Jednocześnie Doctorow opowiada bardzo ciekawie o roli nowych technologii w życiu współczesnego człowieka. Autor na co dzień jest dziennikarzem serwisu technologicznego BoingBoing, zajmuje się tez promowaniem idei wolnego i otwartego oprogramowania oraz licencji Creative Commons. Potrafi pisać o technice w sposób zrozumiały dla laika. W powieści pojawiają się rzeczy nieistniejące - Xbox Universal czy Xnet, lecz da się wyczuć, że to wizje całkiem prawdopodobne lub luźno bazujące na rzeczywistości. Albo ją napędzające - opisany ParanoidLinux stał się inspiracją dla prawdziwego projektu. Jednocześnie autor pisze o tym, co dostępne tu i teraz: anonimowej sieci TOR, kryptografii, szyfrowaniu poczty, atakach man in the middle, skanerach RFID, hakowaniu konsol - przy każdym zjawisku poświęcając przynajmniej akapit na wyjaśnienie jego działania i konsekwencji tegoż. Książka Doctorowa jest mocno sprzężona z rzeczywistością, dzięki temu może pełnić funkcję dobrego wprowadzenia w świat zagrożeń i szans, jakie niesie ze sobą sieć i nowe technologie. Autor ułatwia to czytelnikowi - na koniec opisuje swoje inspiracje, podaje adresy stron i tytuły książek, już bardziej fachowych.

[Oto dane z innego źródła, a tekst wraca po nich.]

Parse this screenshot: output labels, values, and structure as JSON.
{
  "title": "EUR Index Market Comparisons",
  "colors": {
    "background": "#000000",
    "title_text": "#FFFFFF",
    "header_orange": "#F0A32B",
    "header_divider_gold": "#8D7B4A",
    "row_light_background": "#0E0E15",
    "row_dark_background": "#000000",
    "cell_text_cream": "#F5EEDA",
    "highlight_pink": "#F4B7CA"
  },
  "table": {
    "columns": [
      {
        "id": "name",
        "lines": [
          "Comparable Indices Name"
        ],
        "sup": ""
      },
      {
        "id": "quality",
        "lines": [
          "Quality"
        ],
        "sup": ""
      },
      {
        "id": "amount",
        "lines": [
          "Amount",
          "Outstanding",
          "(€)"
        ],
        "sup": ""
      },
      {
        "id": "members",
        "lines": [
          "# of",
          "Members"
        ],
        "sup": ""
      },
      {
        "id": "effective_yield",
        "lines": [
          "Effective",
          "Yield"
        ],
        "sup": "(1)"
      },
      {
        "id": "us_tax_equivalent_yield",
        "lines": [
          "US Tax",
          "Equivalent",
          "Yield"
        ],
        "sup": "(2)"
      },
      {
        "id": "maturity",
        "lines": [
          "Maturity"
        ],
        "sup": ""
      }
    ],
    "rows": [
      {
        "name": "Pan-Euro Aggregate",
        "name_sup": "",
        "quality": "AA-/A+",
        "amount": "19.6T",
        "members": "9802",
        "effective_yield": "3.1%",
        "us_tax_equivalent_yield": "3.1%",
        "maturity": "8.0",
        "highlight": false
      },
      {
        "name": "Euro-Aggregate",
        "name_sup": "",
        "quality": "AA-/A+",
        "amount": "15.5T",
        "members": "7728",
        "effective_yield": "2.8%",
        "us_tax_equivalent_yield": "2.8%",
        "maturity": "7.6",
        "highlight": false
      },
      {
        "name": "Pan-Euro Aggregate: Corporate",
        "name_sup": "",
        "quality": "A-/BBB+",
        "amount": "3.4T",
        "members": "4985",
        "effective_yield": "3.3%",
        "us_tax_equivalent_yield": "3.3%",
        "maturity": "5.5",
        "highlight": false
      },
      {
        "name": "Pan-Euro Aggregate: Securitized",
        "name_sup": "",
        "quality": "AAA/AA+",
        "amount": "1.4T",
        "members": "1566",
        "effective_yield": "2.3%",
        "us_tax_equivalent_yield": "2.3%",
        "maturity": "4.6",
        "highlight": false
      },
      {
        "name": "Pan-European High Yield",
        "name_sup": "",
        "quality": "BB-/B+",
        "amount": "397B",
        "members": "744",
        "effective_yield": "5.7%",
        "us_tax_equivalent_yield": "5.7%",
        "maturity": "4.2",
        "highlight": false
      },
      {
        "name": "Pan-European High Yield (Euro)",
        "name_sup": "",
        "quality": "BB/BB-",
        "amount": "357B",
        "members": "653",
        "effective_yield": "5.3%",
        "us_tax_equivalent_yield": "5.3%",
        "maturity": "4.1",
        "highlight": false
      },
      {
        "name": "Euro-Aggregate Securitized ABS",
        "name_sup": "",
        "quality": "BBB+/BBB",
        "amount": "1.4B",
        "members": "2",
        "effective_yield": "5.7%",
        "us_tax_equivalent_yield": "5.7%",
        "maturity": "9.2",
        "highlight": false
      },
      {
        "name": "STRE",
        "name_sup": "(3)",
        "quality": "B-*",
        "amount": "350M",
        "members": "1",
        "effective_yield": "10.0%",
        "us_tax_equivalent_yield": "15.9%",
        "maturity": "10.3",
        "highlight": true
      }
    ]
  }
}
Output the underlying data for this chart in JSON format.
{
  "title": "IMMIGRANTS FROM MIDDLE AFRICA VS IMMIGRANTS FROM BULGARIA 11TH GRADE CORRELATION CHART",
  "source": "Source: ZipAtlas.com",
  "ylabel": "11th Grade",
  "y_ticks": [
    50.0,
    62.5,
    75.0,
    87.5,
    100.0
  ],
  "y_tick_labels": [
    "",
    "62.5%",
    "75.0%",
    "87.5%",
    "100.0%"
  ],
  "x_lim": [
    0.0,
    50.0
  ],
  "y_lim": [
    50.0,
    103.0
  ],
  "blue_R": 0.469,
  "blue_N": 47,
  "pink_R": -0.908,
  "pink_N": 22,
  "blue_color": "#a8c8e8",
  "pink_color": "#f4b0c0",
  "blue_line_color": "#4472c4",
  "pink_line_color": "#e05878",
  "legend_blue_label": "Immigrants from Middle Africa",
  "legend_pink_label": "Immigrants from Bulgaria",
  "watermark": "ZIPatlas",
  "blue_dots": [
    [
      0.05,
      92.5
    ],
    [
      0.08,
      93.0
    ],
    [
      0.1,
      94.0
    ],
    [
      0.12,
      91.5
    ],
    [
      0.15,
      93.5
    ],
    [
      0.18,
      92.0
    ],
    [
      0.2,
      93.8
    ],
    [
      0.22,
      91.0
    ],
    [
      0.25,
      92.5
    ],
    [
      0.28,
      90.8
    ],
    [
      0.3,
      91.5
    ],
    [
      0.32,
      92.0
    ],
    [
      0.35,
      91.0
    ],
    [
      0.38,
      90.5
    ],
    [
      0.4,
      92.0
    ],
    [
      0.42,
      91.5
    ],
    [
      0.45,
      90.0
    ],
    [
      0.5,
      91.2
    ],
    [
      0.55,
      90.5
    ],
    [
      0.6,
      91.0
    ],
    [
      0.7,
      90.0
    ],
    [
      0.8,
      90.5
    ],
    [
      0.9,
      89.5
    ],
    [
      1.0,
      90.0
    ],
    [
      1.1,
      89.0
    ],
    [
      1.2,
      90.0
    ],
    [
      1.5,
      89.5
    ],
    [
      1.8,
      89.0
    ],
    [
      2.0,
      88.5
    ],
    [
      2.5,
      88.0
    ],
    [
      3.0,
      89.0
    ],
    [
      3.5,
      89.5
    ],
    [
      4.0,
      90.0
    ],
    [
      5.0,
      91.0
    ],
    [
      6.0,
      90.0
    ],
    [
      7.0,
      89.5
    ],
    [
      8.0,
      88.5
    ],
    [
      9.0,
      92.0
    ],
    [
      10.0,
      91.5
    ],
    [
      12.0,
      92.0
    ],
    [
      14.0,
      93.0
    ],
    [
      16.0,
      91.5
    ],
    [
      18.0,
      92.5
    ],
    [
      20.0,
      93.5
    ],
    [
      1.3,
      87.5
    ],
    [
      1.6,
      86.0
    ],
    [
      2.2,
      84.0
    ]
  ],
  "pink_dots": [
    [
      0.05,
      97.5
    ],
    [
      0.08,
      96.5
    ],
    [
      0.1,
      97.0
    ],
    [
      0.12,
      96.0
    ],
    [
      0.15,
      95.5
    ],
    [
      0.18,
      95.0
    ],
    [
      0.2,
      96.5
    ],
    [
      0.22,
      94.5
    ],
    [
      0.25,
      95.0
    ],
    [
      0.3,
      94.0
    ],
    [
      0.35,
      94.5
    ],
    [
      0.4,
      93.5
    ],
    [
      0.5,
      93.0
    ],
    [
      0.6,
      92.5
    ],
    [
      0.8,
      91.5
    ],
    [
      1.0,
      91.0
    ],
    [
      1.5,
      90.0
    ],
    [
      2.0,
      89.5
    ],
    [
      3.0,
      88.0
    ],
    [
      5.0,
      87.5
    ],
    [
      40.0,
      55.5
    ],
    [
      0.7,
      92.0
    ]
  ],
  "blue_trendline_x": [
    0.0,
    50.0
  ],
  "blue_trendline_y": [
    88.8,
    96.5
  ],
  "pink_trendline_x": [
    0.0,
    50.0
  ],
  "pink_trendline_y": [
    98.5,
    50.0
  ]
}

„Małego Brata” mogę polecić szukającym rozrywki - powieść Doctorowa jest wciągająca i sprawnie napisana. A jednocześnie to jedna z mądrzejszych książek dla młodzieży, jaką czytałem. Sprawiła, że na sprawy dotyczące sieci, prywatności i bezpieczeństwa zacząłem patrzeć z większą uwagą. Rozbudziła moją ciekawość i podsunęła idee. Osoby, które uważają, że świat dookoła jest bezpieczny i pewny, mogą sobie odpuścić.
W Polsce wydało ją wydawnictwo Otwarte, ale Cory Doctorow - zgodnie z duchem idei, w które wierzy - wypuścił oryginał na licencji Creative Commons. Jak i pozostałe jego prace, można znaleźć ją na jego stronie.